Armées : les invalides et mutilés de guerre abandonnés à leur sort

Les militaires invalides et grands mutilés de guerre du Sénégal continuent d’alerter sur la précarité dans laquelle vivent nombre d’entre eux. Dans un entretien accordé à Walf Quotidien, dans son édition de ce vendredi, leur porte-parole, Hamed Adama Sy, affirme que ces anciens soldats, qui ont servi la nation au prix de lourds sacrifices, se sentent aujourd’hui insuffisamment pris en charge par l’État.

Selon lui, la principale revendication concerne la revalorisation des pensions militaires d’invalidité. Les anciens combattants demandent une modification de la loi 67/42 régissant le code des pensions militaires d’invalidité, estimant que les montants actuels ne permettent plus de faire face au coût de la vie. Ils réclament également une meilleure prise en charge médicale, l’augmentation du nombre de pharmacies agréées et le règlement des arriérés dus aux officines qui refusent désormais parfois leurs ordonnances faute de remboursement.

Hamed Adama Sy explique que les négociations entamées avec les autorités avaient prévu le versement d’une prime exceptionnelle comprise entre deux et cinq millions de francs CFA selon le degré d’invalidité, ainsi que l’instauration d’une prime mensuelle pouvant atteindre 400 000 francs pour les cas les plus graves. Mais plusieurs bénéficiaires n’auraient toujours rien perçu et la question de la prime mensuelle reste, selon lui, le principal point de blocage.

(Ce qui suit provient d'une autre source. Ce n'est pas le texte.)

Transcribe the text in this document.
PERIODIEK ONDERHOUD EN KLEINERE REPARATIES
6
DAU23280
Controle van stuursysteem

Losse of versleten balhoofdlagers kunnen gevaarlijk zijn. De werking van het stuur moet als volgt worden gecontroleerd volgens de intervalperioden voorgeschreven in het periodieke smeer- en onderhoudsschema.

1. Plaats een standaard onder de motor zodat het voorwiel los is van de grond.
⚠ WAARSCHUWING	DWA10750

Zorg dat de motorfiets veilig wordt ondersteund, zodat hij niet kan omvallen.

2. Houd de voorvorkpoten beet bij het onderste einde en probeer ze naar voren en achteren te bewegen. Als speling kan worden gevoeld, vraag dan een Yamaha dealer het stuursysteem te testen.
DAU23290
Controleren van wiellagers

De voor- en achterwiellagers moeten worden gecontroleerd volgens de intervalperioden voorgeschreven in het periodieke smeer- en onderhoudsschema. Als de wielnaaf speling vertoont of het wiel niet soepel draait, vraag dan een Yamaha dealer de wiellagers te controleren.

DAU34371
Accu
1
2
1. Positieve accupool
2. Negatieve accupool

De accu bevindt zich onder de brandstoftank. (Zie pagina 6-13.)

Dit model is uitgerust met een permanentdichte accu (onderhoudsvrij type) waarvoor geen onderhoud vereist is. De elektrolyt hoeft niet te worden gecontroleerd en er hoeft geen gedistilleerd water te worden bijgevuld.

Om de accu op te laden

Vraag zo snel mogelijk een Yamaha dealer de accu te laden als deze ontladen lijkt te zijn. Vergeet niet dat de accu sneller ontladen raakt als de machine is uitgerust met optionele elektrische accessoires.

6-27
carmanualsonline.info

Le porte-parole évoque également les difficultés d’accès aux soins. Le carnet de soins gratuits dont bénéficiaient les invalides a été remplacé par une carte à puce qui, selon lui, limite désormais l’accès à certains médicaments. Faute de moyens, certains mutilés doivent emprunter de l’argent ou compter sur leurs proches pour se soigner.

Les problèmes liés aux prothèses aggravent encore leur situation. Si leur remplacement est théoriquement gratuit dans les centres d’appareillage, les bénéficiaires se heurtent souvent à des ruptures de matériel. Certains sont contraints de recourir à des solutions de fortune pour protéger leur moignon ou prolonger la durée de vie de leur appareil.

Face à ces difficultés, les invalides et mutilés de guerre disent attendre une audience avec le président de la République, Bassirou Diomaye Faye, et le Premier ministre Ousmane Sonko. Un mémorandum leur a été adressé, mais ils affirment n’avoir reçu aucune réponse pour le moment, rapporte Walf Quotidien.